Riesenmaschine

09.05.2007 | 01:29 | Fakten und Figuren | Zeichen und Wunder

REM goto theory


Die Herrschaft des Reptiliengehirns über den Menschen (Foto: kaptainkobold) (Lizenz)
Die Theorie, der Traum des schlafenden Wissens, ist das bunte Vehikel, mit dem die leidenden, leidenden Menschen ein wenig Sinn und Verstand in den Wirrwarr Welt zu karren hoffen. Wer eine Theorie deshalb zuerst fragt, ob sie denn auch wahr sei, tut ihr schon unrecht. Wichtiger ist, ob sie schöne Augen hat und ein gutes Herz, als Beispiele seien Velikovskys Planetenbillard und Jaynes' bikameraler Bewusstseinsursprung genannt, bei Charles Fort und seiner Gefolgschaft findet sich unerschöpflich Weiteres.
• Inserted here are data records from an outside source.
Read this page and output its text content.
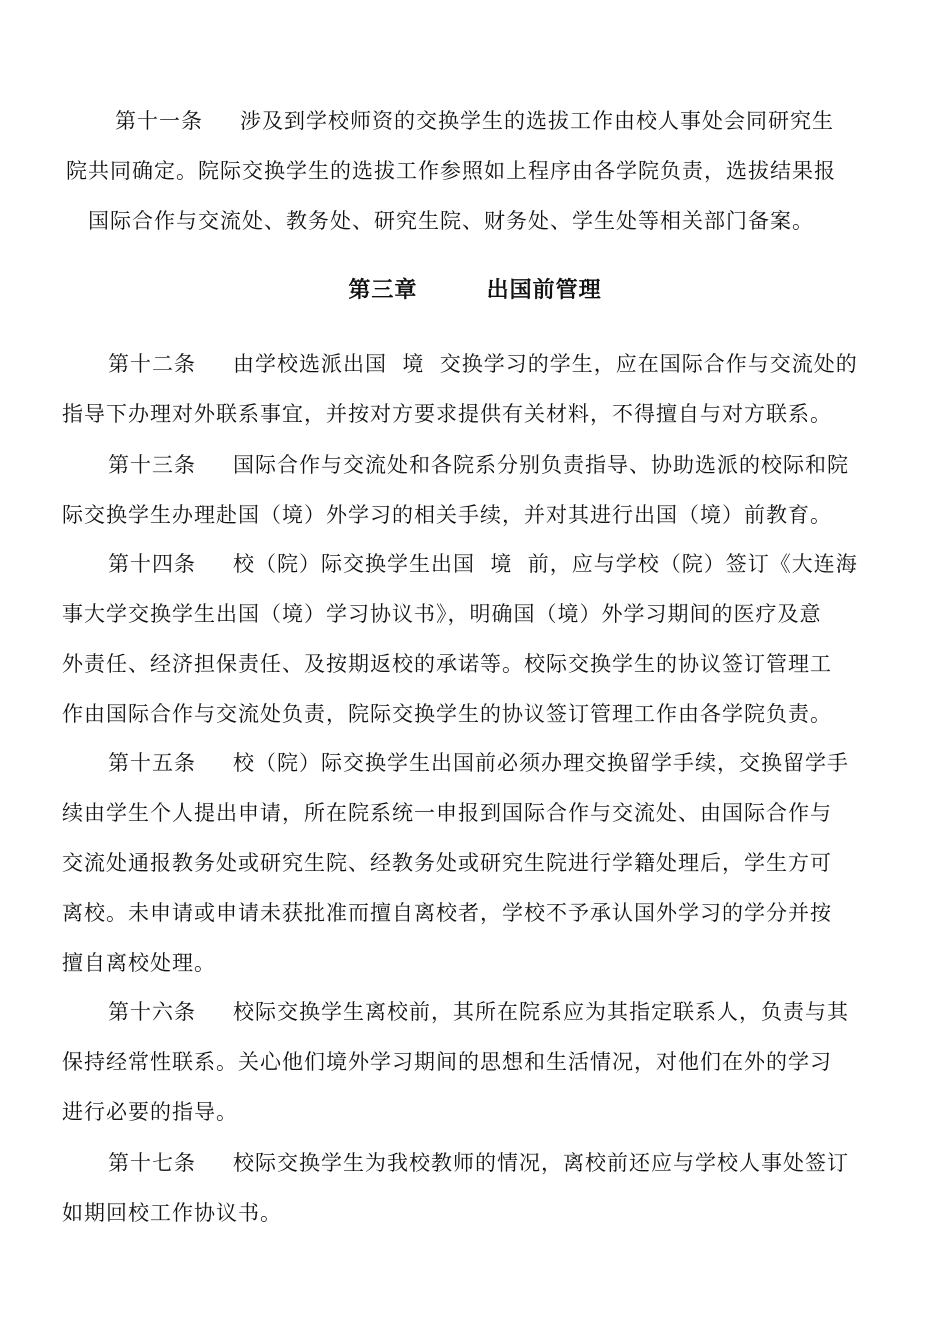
第十一条 涉及到学校师资的交换学生的选拔工作由校人事处会同研究生
院共同确定。院际交换学生的选拔工作参照如上程序由各学院负责，选拔结果报
国际合作与交流处、教务处、研究生院、财务处、学生处等相关部门备案。
第三章	出国前管理
第十二条 由学校选派出国  境  交换学习的学生，应在国际合作与交流处的
指导下办理对外联系事宜，并按对方要求提供有关材料，不得擅自与对方联系。
第十三条 国际合作与交流处和各院系分别负责指导、协助选派的校际和院
际交换学生办理赴国（境）外学习的相关手续，并对其进行出国（境）前教育。
第十四条 校（院）际交换学生出国  境  前，应与学校（院）签订《大连海
事大学交换学生出国（境）学习协议书》，明确国（境）外学习期间的医疗及意
外责任、经济担保责任、及按期返校的承诺等。校际交换学生的协议签订管理工
作由国际合作与交流处负责，院际交换学生的协议签订管理工作由各学院负责。
第十五条 校（院）际交换学生出国前必须办理交换留学手续，交换留学手
续由学生个人提出申请，所在院系统一申报到国际合作与交流处、由国际合作与
交流处通报教务处或研究生院、经教务处或研究生院进行学籍处理后，学生方可
离校。未申请或申请未获批准而擅自离校者，学校不予承认国外学习的学分并按
擅自离校处理。
第十六条 校际交换学生离校前，其所在院系应为其指定联系人，负责与其
保持经常性联系。关心他们境外学习期间的思想和生活情况，对他们在外的学习
进行必要的指导。
第十七条 校际交换学生为我校教师的情况，离校前还应与学校人事处签订
如期回校工作协议书。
Und obwohl es schon so viele schöne, falsche und schön falsche Theorien gibt, kommen immer noch neue dazu. Die ungeklärte Frage zum Beispiel, warum der Mensch träume, und vor allem, warum er so wirren Scheiss träume, erklärt jetzt eine italienische Forschergruppe damit, dass der REM-Schlaf mit seinen Augenbewegungsorgien sich beim niedrigen Leben zur Verfestigung einfacher sinnlicher und Bewegungserfahrungen entwickelt habe, und bei uns dann eben nur noch Teile des Reptiliengehirns anspricht, die dann weiter oben traumförmige Assoziationskettenmassaker auslösen. Belegt wird diese traumhafte These mit subtilen Beobachtungen der Augenbewegungen eines einzelnen Patienten, also eigentlich gar nicht. Und so soll es ja auch sein.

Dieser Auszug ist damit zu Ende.